Après les débâcles que furent À la dérive et Revolver, Guy Ritchie revient, sous la houlette du producteur Joel Silver, à ses premiers amours avec RocknRolla. Est-ce une bonne nouvelle ? Pas franchement car la recette paraît bien usée. Ceux qui n’étaient déjà pas très friands du style publicitaire du réalisateur britannique devraient être confortés dans leur bon droit. Les autres réviseront leur jugement.
Qu’il est antipathique, le cinéma anglais, dès qu’il prend des allures de polar branchouille avec galerie de personnages hauts en couleur, intrigue à tiroir et bande-son dynamique. Qu’il est triste, l’héritage du cinéma américain en Europe. Sérieux et coincé en France, prétentieux et crétin en Angleterre. Guy Ritchie fut l’un des premiers bénéficiaires à l’avoir exploité, il y a une dizaine d’années. Régurgitant le maniérisme de Tarantino et de Scorsese, sa réalisation se résumait à des tics formels plutôt toc qui en impressionnèrent tout de même certains le temps de deux films : Arnaques, crimes et botanique (1998) et Snatch (2000).
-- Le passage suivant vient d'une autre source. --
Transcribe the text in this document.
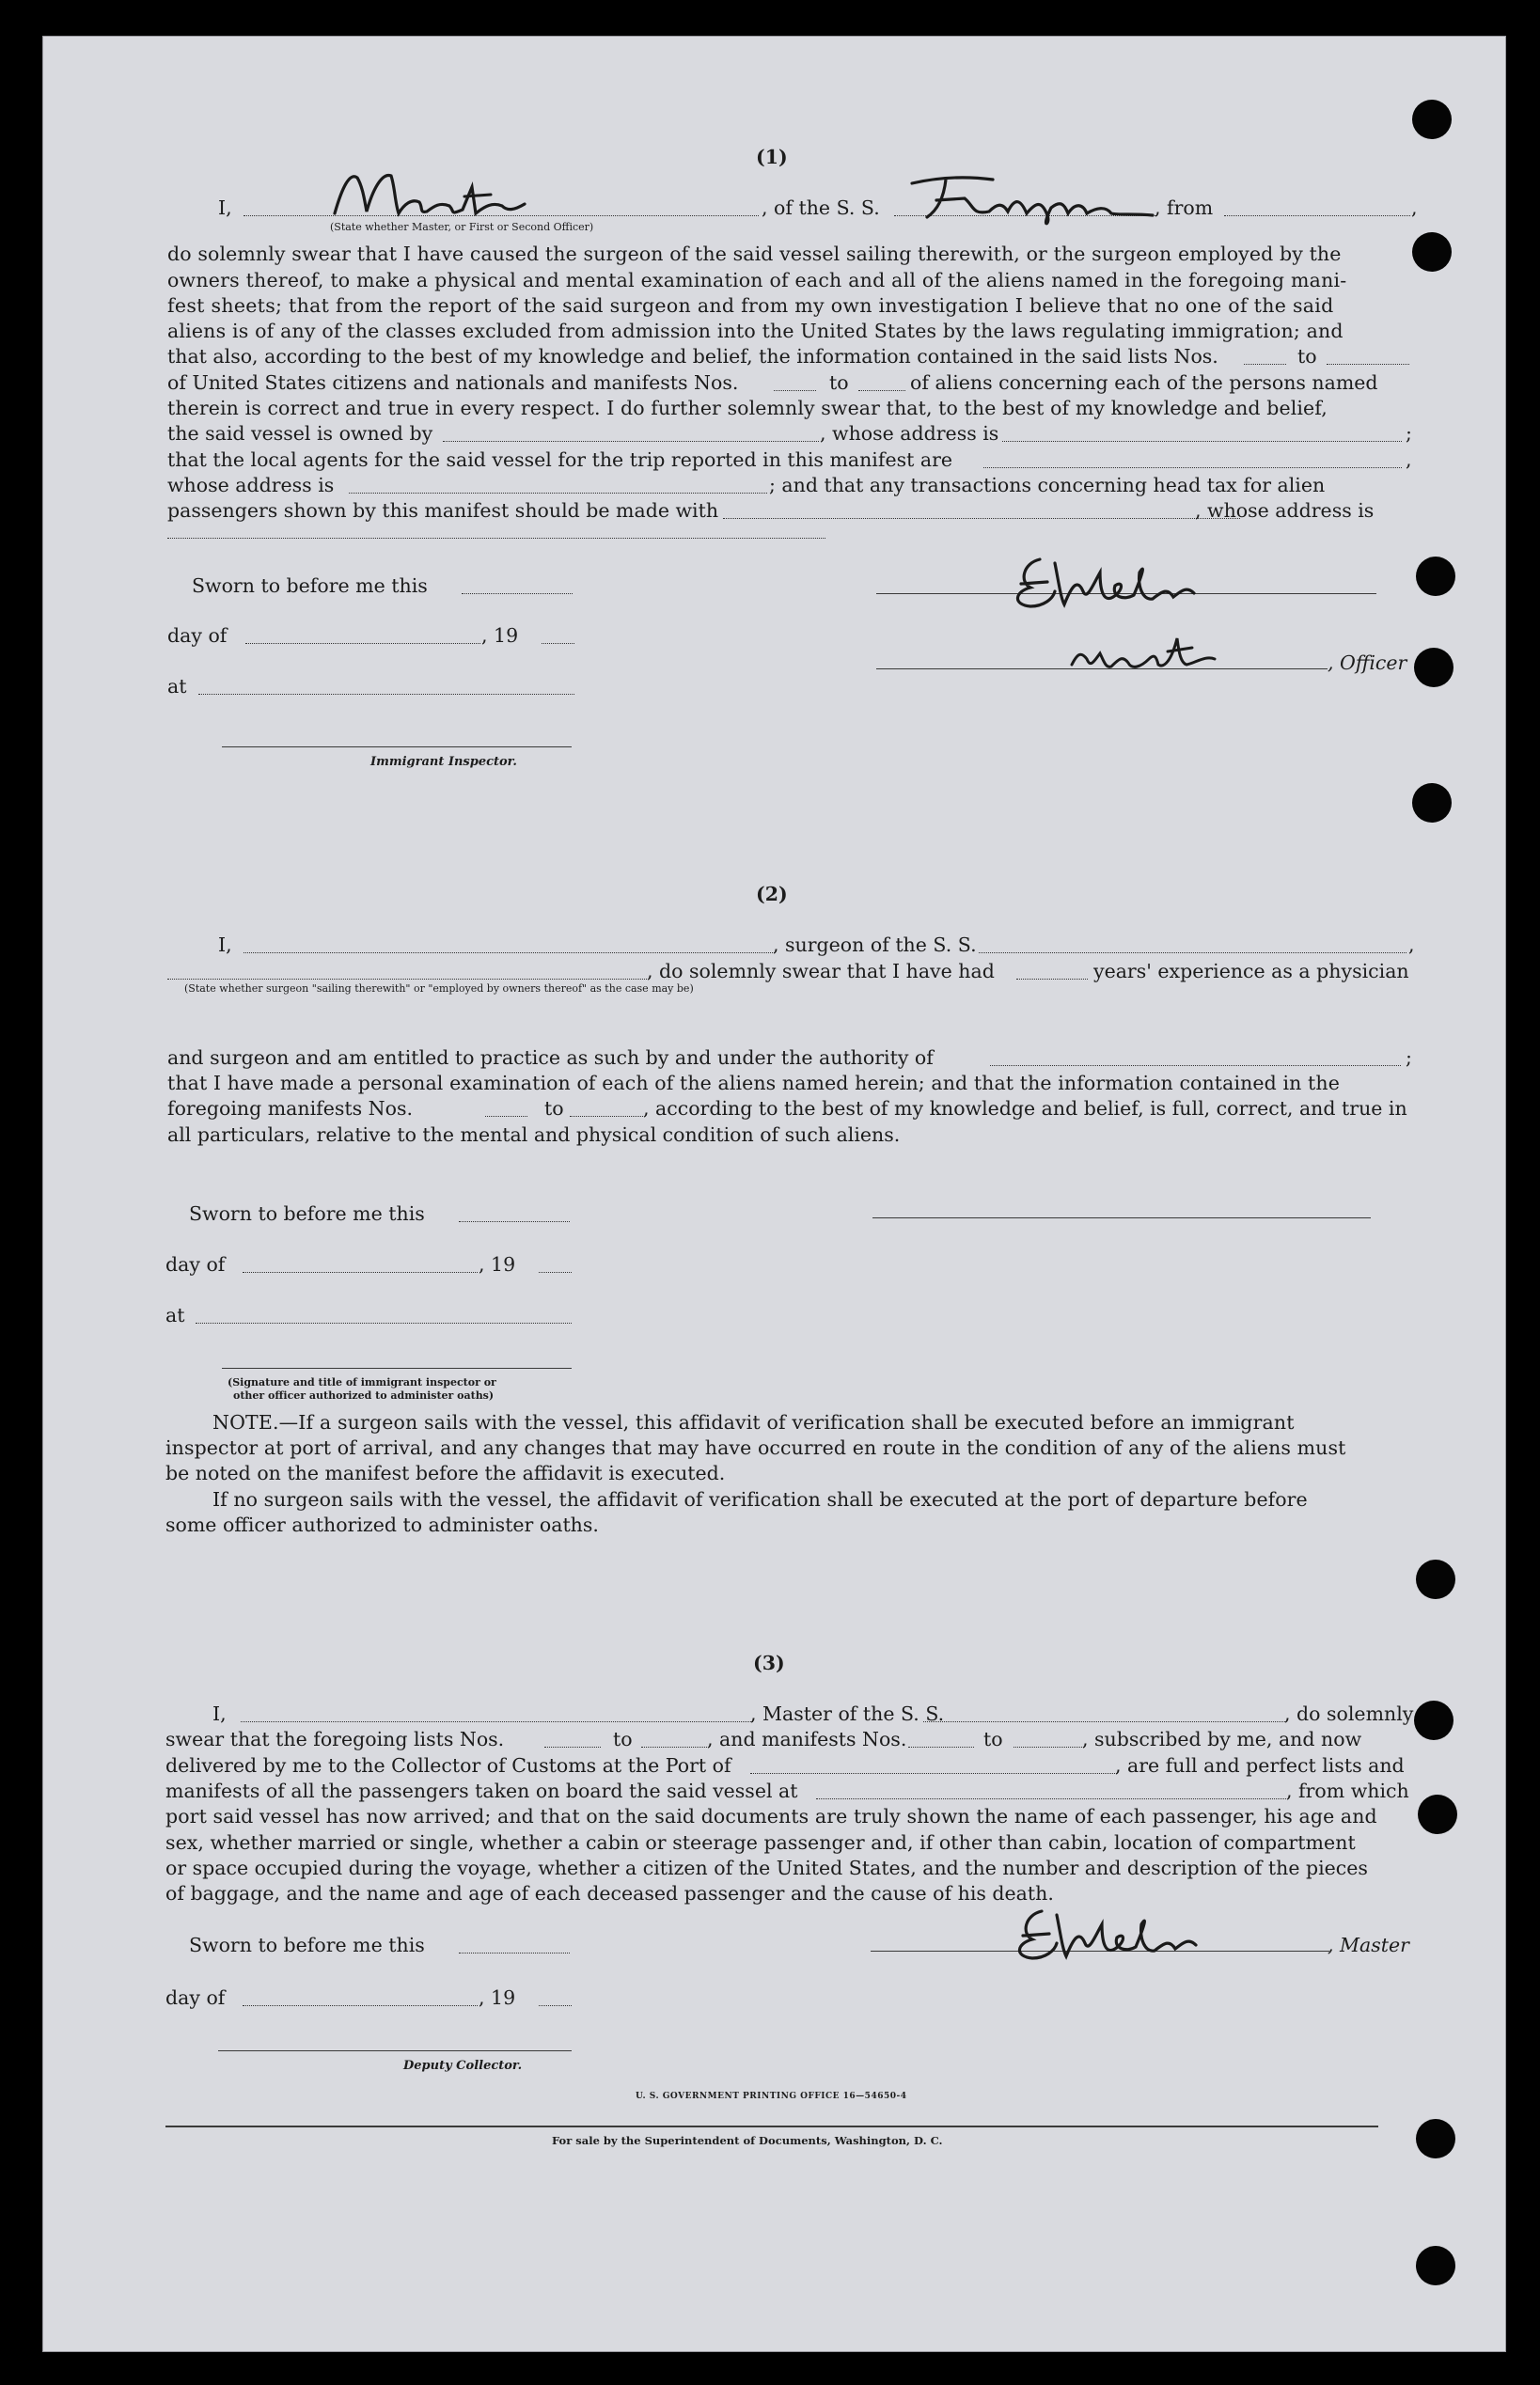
(1)
I,
(State whether Master, or First or Second Officer)
, of the S. S.	, from	,
do solemnly swear that I have caused the surgeon of the said vessel sailing therewith, or the surgeon employed by the
owners thereof, to make a physical and mental examination of each and all of the aliens named in the foregoing mani-
fest sheets; that from the report of the said surgeon and from my own investigation I believe that no one of the said
aliens is of any of the classes excluded from admission into the United States by the laws regulating immigration; and
that also, according to the best of my knowledge and belief, the information contained in the said lists Nos.	to
of United States citizens and nationals and manifests Nos.	to	of aliens concerning each of the persons named
therein is correct and true in every respect. I do further solemnly swear that, to the best of my knowledge and belief,
the said vessel is owned by	, whose address is	;
that the local agents for the said vessel for the trip reported in this manifest are	,
whose address is	; and that any transactions concerning head tax for alien
passengers shown by this manifest should be made with	, whose address is
Sworn to before me this
day of	, 19
at
Immigrant Inspector.
, Officer
(2)
I,	, surgeon of the S. S.	,
, do solemnly swear that I have had	years' experience as a physician
(State whether surgeon "sailing therewith" or "employed by owners thereof" as the case may be)
and surgeon and am entitled to practice as such by and under the authority of	;
that I have made a personal examination of each of the aliens named herein; and that the information contained in the
foregoing manifests Nos.	to	, according to the best of my knowledge and belief, is full, correct, and true in
all particulars, relative to the mental and physical condition of such aliens.
Sworn to before me this
day of	, 19
at
(Signature and title of immigrant inspector or
other officer authorized to administer oaths)
NOTE.—If a surgeon sails with the vessel, this affidavit of verification shall be executed before an immigrant
inspector at port of arrival, and any changes that may have occurred en route in the condition of any of the aliens must
be noted on the manifest before the affidavit is executed.
If no surgeon sails with the vessel, the affidavit of verification shall be executed at the port of departure before
some officer authorized to administer oaths.
(3)
I,	, Master of the S. S.	, do solemnly
swear that the foregoing lists Nos.	to	, and manifests Nos.	to	, subscribed by me, and now
delivered by me to the Collector of Customs at the Port of	, are full and perfect lists and
manifests of all the passengers taken on board the said vessel at	, from which
port said vessel has now arrived; and that on the said documents are truly shown the name of each passenger, his age and
sex, whether married or single, whether a cabin or steerage passenger and, if other than cabin, location of compartment
or space occupied during the voyage, whether a citizen of the United States, and the number and description of the pieces
of baggage, and the name and age of each deceased passenger and the cause of his death.
Sworn to before me this	, Master
day of	, 19
Deputy Collector.
U. S. GOVERNMENT PRINTING OFFICE 16—54650-4
For sale by the Superintendent of Documents, Washington, D. C.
Mais dès que le moment fut venu pour lui de passer à autre chose, d’abandonner les artifices scénaristiques pour démontrer qu’il pouvait sortir du genre où il s’était emmuré, le château de cartes filmique s’écroula rapidement. Alors pour redorer son blason il revient, avec RocknRolla, à ses bonnes vieilles habitudes qui lui apportèrent gloire, succès et mariage : le film de gangster décalé. Mais le cinéma à formule, ça s’épuise. Ritchie aurait dû le savoir.
L’histoire est toujours la même : des petits malfrats (plutôt sympas) en tentant un coup contre de plus gros malfrats (plutôt pas sympas) vont se retrouver dépassés en plein imbroglio qui mêle guerre de gangs, arnaque immobilière et corruption juridique. Une fois de plus, tout cela n’a pas grande importance, car le film ne tient pas tant du cinéma que de la publicité : tout est là, non pour servir l’histoire, mais pour vanter les qualités de réalisateur de Ritchie, sa marque de fabrique, telle une suite de spots qui promouvraient un même produit. Chaque personnage doit instantanément correspondre à un typage pour fonctionner à vide, chaque choix de mise en scène doit se faire remarquer pour éblouir, chaque enjeu dramatique doit trouver un ton original pour amuser. On met en valeur ce qui a servi à faire le film (la lumière, le montage, les comédiens, etc.) mais jamais le film lui-même. La réalisation devient symptôme et le cinéma n’est plus une fenêtre ouverte sur le monde mais le miroir narcissique qui renvoie l’image auto-satisfaite de son auteur.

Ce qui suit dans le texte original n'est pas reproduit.